Winter feed represents the largest component of annual cow cost. Of the total annual feed cost for cattle, 75 percent is winter feed.
One way of increasing the profit potential in the cow herd is to reduce this cost by extending the grazing season.
For example, a 1,500-pound mature cow will consume 38 pounds of hay per day. If that hay sells for $50 per ton, then her feed cost is ($50 divided by 2,000 pounds) times 38 pounds per day = 95 cents per day.
A three-year study conducted by Ohio State University researchers Dr. Steven Loerch and Dr. Dave Barker at the Coshocton branch of OARDC looked at the cost of extending the grazing season, feeding hay and limit-feeding concentrates.

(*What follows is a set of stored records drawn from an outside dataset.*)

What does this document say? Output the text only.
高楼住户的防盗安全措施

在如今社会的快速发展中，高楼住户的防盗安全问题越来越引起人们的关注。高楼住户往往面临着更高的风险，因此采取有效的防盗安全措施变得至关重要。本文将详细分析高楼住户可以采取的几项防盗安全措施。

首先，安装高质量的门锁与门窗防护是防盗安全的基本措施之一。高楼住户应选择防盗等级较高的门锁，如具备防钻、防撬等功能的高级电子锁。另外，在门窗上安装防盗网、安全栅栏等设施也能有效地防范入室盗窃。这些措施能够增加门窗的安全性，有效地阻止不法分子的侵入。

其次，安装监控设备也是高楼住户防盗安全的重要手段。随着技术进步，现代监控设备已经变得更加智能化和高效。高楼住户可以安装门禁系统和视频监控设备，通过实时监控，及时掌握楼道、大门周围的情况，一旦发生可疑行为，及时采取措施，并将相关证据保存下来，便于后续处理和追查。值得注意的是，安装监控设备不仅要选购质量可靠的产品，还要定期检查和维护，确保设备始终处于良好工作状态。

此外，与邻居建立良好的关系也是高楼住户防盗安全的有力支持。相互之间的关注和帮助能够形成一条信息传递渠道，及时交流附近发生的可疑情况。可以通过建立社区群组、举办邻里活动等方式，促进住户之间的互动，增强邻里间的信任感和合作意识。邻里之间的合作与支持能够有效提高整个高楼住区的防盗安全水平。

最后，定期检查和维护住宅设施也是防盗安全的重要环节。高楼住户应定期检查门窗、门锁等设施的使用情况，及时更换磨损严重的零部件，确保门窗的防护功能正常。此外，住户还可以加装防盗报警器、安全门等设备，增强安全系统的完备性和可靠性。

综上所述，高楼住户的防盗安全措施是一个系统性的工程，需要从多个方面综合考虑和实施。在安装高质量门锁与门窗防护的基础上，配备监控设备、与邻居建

Their results indicated the average winter feed cost per cow per day over the 112-day feeding period for the stockpiled pasture feeding system was 63 cents per day per head, $1.31 per head per day for corn limit-fed cattle, and $1.61 per head per day for cattle wintered on hay.
Prices used for the calculations were at $3.80/bu. corn, $80/ton hay, and $150/ton supplement.
Furthermore, their results did not indicate significant differences in cow performance between the three systems.
These results equate to a savings of approximately $1 per head day when comparing the stockpiled pasture system to the hay feeding system. On average for the three-year project, that is a savings of $112 per cow per year for the stockpiled forage.
Extending the grazing season, maximizing forage utilization and reducing the need for winter hay feeding can improve farm profitability of any ruminant animal production system. The key to implementing these systems is to look at examples, attend a grazing school and start simple utilizing temporary cross fencing and water distribution.